Change-Id: I10d27db788e5086adae1841e3e2441cd9b76ef84
Signed-off-by: Sang-Hoon Park <sang-hoon.park@arm.com>
Reviewed-on: https://review.mlplatform.org/c/ml/ComputeLibrary/+/4310
Reviewed-by: Georgios Pinitas <georgios.pinitas@arm.com>
Comments-Addressed: Arm Jenkins <bsgcomp@arm.com>
Tested-by: Arm Jenkins <bsgcomp@arm.com>
diff --git a/arm_compute/runtime/CL/functions/CLFuseBatchNormalization.h b/arm_compute/runtime/CL/functions/CLFuseBatchNormalization.h
index de6d561..e35905f 100644
--- a/arm_compute/runtime/CL/functions/CLFuseBatchNormalization.h
+++ b/arm_compute/runtime/CL/functions/CLFuseBatchNormalization.h
@@ -24,14 +24,18 @@
 #ifndef ARM_COMPUTE_CLFUSEBATCHNORMALIZATION_H
 #define ARM_COMPUTE_CLFUSEBATCHNORMALIZATION_H
 
-#include "arm_compute/core/CL/kernels/CLFuseBatchNormalizationKernel.h"

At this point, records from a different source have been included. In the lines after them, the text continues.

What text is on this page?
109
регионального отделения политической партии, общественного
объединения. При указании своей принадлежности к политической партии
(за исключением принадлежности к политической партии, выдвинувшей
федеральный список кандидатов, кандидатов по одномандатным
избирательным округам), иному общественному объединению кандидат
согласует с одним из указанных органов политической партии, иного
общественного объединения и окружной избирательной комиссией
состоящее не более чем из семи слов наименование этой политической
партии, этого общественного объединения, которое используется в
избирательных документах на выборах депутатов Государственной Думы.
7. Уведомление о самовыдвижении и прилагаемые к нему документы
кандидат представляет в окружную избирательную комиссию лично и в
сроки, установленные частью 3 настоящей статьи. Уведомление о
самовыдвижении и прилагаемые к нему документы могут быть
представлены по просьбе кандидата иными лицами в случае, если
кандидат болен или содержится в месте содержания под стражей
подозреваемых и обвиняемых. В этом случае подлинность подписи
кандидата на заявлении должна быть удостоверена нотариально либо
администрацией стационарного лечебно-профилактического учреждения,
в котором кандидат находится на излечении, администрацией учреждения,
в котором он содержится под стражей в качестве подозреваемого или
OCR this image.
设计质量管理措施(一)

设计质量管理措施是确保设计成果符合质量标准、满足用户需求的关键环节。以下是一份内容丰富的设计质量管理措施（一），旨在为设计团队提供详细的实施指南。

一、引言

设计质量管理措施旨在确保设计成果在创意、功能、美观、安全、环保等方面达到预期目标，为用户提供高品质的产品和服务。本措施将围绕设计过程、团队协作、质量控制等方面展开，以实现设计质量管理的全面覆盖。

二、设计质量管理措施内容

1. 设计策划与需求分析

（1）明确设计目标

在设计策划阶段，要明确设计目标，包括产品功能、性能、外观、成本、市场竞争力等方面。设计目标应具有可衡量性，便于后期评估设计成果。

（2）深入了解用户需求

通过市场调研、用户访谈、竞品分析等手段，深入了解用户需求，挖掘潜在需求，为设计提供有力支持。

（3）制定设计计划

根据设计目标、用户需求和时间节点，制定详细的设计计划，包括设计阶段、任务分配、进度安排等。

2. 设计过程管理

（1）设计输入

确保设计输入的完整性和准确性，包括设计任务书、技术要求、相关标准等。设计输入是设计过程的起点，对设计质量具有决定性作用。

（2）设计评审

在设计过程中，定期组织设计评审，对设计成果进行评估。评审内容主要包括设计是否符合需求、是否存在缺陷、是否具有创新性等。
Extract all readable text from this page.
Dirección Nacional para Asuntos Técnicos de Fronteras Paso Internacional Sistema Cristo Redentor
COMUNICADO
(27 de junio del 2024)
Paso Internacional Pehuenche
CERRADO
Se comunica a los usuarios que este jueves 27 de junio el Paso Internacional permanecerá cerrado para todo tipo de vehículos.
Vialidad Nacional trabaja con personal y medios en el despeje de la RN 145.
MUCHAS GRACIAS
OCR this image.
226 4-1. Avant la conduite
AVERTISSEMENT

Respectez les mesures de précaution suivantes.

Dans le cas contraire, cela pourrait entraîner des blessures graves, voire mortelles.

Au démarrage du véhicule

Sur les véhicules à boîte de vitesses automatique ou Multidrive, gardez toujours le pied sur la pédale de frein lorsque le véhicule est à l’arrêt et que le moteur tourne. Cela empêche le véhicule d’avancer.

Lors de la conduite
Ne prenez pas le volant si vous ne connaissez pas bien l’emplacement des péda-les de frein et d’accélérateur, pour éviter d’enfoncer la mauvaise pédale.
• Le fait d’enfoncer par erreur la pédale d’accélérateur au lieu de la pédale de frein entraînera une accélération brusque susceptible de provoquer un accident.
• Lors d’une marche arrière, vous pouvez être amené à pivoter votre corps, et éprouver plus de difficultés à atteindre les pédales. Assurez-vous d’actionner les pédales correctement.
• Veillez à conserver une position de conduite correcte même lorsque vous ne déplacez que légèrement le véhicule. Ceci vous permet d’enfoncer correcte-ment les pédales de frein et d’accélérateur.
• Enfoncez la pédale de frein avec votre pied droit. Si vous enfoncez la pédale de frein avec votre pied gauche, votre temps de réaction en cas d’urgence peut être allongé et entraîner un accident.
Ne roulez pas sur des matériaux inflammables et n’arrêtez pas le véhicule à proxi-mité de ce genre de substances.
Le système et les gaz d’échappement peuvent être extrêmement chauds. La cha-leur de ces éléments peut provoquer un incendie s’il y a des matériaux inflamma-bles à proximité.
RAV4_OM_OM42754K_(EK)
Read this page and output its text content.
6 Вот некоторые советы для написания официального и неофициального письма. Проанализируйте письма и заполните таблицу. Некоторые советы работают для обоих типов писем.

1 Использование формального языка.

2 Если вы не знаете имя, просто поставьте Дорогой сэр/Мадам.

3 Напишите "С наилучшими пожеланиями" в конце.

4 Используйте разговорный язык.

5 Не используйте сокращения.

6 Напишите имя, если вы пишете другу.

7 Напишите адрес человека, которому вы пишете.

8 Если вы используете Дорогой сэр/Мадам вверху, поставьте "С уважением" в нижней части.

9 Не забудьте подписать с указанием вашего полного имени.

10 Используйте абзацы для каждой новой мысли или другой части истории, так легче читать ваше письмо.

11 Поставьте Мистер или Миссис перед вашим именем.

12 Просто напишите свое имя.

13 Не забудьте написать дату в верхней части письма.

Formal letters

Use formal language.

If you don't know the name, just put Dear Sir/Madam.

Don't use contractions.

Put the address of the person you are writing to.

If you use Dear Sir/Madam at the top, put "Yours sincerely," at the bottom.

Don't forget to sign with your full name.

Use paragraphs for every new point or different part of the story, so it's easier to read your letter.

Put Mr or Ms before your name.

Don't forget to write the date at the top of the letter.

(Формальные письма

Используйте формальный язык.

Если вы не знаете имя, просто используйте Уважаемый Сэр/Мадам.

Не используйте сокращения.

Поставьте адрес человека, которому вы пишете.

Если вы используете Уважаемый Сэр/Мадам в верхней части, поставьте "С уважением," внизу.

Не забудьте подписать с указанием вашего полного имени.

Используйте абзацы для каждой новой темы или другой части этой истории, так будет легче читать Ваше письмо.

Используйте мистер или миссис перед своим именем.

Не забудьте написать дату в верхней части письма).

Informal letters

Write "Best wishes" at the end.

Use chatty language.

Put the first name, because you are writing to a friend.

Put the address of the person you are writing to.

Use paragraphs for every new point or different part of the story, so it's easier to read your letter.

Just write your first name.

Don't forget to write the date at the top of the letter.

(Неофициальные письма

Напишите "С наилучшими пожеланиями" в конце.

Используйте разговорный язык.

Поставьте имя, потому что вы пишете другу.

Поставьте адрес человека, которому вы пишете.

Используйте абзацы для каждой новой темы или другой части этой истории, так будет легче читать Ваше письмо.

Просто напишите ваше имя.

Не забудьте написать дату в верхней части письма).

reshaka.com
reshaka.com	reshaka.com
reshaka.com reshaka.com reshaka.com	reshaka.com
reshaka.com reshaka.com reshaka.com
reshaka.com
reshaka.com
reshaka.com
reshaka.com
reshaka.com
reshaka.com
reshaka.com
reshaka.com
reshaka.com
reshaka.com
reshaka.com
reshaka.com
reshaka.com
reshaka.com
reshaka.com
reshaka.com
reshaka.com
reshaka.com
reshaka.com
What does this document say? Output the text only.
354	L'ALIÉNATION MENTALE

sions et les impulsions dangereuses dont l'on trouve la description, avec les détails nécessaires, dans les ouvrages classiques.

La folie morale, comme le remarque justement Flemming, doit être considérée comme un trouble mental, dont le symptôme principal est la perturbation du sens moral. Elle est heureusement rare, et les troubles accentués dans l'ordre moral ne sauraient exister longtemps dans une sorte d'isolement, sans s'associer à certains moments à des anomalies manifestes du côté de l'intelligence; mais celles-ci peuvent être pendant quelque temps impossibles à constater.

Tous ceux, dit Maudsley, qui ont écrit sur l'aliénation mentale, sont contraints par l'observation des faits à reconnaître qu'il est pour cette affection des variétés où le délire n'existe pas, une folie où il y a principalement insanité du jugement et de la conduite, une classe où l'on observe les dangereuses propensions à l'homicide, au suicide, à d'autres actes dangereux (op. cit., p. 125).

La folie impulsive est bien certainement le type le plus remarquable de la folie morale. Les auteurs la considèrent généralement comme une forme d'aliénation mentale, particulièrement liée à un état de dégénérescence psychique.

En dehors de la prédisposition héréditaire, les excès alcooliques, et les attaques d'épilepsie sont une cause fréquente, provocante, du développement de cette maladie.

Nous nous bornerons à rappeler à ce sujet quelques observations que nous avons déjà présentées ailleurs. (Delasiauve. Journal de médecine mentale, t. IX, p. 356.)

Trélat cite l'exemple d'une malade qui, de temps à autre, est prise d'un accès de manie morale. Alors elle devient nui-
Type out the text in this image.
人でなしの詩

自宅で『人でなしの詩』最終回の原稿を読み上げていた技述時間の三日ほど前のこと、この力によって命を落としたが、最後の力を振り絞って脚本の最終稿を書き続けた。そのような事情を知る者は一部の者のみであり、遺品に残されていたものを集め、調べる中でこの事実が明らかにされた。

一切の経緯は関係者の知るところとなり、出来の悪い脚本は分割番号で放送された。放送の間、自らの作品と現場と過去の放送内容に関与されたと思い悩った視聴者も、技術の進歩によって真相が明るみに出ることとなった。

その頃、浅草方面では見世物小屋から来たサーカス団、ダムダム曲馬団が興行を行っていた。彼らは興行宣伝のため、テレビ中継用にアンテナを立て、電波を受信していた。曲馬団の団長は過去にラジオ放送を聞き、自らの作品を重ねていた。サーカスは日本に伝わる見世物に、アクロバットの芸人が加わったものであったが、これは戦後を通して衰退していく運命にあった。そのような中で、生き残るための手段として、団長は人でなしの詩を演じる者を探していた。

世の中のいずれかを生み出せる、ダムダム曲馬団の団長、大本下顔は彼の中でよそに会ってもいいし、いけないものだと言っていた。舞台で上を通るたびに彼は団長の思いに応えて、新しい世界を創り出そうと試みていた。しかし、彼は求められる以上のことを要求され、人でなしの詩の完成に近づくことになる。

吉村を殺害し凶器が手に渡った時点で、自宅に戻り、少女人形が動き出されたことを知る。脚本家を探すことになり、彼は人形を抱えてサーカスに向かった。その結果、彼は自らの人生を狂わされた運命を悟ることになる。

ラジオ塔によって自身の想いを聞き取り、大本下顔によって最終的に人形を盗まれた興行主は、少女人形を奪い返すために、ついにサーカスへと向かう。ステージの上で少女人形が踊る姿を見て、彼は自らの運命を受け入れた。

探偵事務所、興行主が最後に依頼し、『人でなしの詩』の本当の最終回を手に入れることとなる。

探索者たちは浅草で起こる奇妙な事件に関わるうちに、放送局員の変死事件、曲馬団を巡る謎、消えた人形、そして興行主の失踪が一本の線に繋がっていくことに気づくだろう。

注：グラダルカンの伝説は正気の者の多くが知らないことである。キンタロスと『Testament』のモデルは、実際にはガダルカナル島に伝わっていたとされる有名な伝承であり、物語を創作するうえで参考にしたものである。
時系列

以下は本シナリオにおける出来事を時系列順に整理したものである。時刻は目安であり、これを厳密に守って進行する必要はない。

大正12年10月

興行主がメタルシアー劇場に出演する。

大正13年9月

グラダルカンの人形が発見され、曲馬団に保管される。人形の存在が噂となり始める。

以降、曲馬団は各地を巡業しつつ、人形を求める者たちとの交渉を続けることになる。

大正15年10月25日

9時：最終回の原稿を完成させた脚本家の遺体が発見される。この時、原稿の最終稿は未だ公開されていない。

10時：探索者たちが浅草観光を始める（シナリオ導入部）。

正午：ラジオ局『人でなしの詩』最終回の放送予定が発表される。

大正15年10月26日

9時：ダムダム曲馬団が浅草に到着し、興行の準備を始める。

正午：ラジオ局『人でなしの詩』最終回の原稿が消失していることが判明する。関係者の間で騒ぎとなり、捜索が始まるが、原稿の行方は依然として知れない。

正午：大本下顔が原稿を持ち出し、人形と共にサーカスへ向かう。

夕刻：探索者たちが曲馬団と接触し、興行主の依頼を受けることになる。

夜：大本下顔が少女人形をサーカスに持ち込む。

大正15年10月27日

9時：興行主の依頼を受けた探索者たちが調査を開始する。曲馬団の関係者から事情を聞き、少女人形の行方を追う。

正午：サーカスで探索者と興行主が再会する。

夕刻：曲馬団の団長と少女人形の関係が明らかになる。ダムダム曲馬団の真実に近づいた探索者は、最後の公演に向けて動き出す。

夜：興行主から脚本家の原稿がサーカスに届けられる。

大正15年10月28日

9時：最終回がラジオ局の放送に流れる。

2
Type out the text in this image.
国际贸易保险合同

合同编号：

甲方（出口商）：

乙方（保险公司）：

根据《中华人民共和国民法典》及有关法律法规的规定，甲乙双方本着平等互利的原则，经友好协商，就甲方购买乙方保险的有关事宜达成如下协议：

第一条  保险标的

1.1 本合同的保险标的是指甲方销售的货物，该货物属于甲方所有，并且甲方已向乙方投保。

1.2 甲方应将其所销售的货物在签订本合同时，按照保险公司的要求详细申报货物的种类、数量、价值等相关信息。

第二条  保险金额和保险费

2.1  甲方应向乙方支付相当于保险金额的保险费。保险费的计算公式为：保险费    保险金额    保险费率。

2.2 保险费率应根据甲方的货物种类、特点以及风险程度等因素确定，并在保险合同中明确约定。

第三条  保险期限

 #include "arm_compute/core/Types.h"
 #include "arm_compute/runtime/IFunction.h"
 
+#include <memory>
+
 namespace arm_compute
 {
 // Forward declarations
+class CLCompileContext;
+class CLFuseBatchNormalizationKernel;
 class ICLTensor;
+class ITensorInfo;
 
 /** Basic function to fuse the batch normalization node to a preceding convolution node */
 class CLFuseBatchNormalization : public IFunction
@@ -48,7 +52,7 @@
     /** Allow instances of this class to be moved */
     CLFuseBatchNormalization &operator=(CLFuseBatchNormalization &&) = default;
     /** Default destructor */
-    ~CLFuseBatchNormalization() = default;
+    ~CLFuseBatchNormalization();
     /** Set the input and output tensors.
      *
      * @param[in]  input_weights Input weights tensor for convolution or depthwise convolution layer. Data type supported: F16/F32. Data layout supported: NCHW, NHWC
@@ -112,7 +116,7 @@
     void run() override;
 
 private:
-    CLFuseBatchNormalizationKernel _fuse_bn_kernel;
+    std::unique_ptr<CLFuseBatchNormalizationKernel> _fuse_bn_kernel;
 };
 } // namespace arm_compute
 #endif /*ARM_COMPUTE_CLFUSEBATCHNORMALIZATION_H */